Ignore the statistics for a second and use your common sense. Remember when even upper-middle class families worried about staying on a long distance call for too long? When flying was an expensive luxury? When only a minority of the population had central air conditioning, dishwashers, and color televisions? When no one had DVD players, iPods, or digital cameras? And when most Americans owned a car that broke down frequently, guzzled fuel, spewed foul smelling pollution, and didn't have any of the now virtually standard items like air conditioning or tape/CD players?...

A long life -- it's four years longer today than it was in 1975. A college education -- 38 percent of young adults are enrolled today, compared to 26 percent back in 1975. A home -- also more common today than in 1975....

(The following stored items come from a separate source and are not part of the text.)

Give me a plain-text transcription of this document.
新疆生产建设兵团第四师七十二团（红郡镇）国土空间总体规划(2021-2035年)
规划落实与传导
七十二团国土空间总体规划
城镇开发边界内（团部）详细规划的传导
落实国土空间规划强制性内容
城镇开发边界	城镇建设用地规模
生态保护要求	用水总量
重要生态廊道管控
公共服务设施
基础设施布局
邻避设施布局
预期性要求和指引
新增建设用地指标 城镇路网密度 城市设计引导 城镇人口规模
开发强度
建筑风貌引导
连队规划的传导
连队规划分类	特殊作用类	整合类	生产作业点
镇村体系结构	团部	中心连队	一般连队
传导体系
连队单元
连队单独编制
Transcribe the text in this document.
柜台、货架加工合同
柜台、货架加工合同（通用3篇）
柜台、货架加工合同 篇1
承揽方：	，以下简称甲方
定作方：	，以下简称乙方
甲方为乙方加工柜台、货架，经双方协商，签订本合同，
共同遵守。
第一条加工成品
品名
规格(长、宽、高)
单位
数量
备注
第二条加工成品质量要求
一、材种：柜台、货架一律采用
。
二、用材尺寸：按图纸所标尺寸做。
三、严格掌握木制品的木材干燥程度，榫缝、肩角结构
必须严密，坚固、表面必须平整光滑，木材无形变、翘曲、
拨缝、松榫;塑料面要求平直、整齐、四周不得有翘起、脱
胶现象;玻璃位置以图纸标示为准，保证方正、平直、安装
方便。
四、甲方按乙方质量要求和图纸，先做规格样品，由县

Some of the wage statistics that Mishel tosses around suffer from a number of limitations, virtually all of which bias the picture in the same way. The biggest one is that wages... are reported after the cost of increasingly generous and technologically advanced health insurance is factored out.... Health isn't the only problem with the wage data; other benefits have grown as well -- in addition to the fact that the wage comparisons rest on a measure of inflation that is almost universally believed to be biased and ignore the influx of immigrants who weren't in the data back in the 1970s.

But if you are capable of walking and chewing gum at the same time, then read Mishel to learn about the large rise in inequality and the large disconnect between productivity growth and compensation for the typical worker.... [O]ur economic system does a decent job of delivering strong productivity growth... even when inequality widens, the majority of Americans are still doing better.... But I also want more Americans to share in those gains, and thus support investments in education, progressive savings incentives, and more generous tax credits to make work pay -- especially for childless workers who have been left behind by our increasingly child-centric tax system....

[I]f we're not happy with the way our society distributes the gains from our economy -- and I personally wouldn't be happy with the state of things even if someone [were to] convince me that inequality was actually decreasing -- then the final part of a solution is a more progressive fiscal system....

A good politician -- think Bill Clinton -- can talk optimistically about America's successes but also constructively about overcoming our probelems and challenges. Surely even us lesser mortals can aspire to do the same.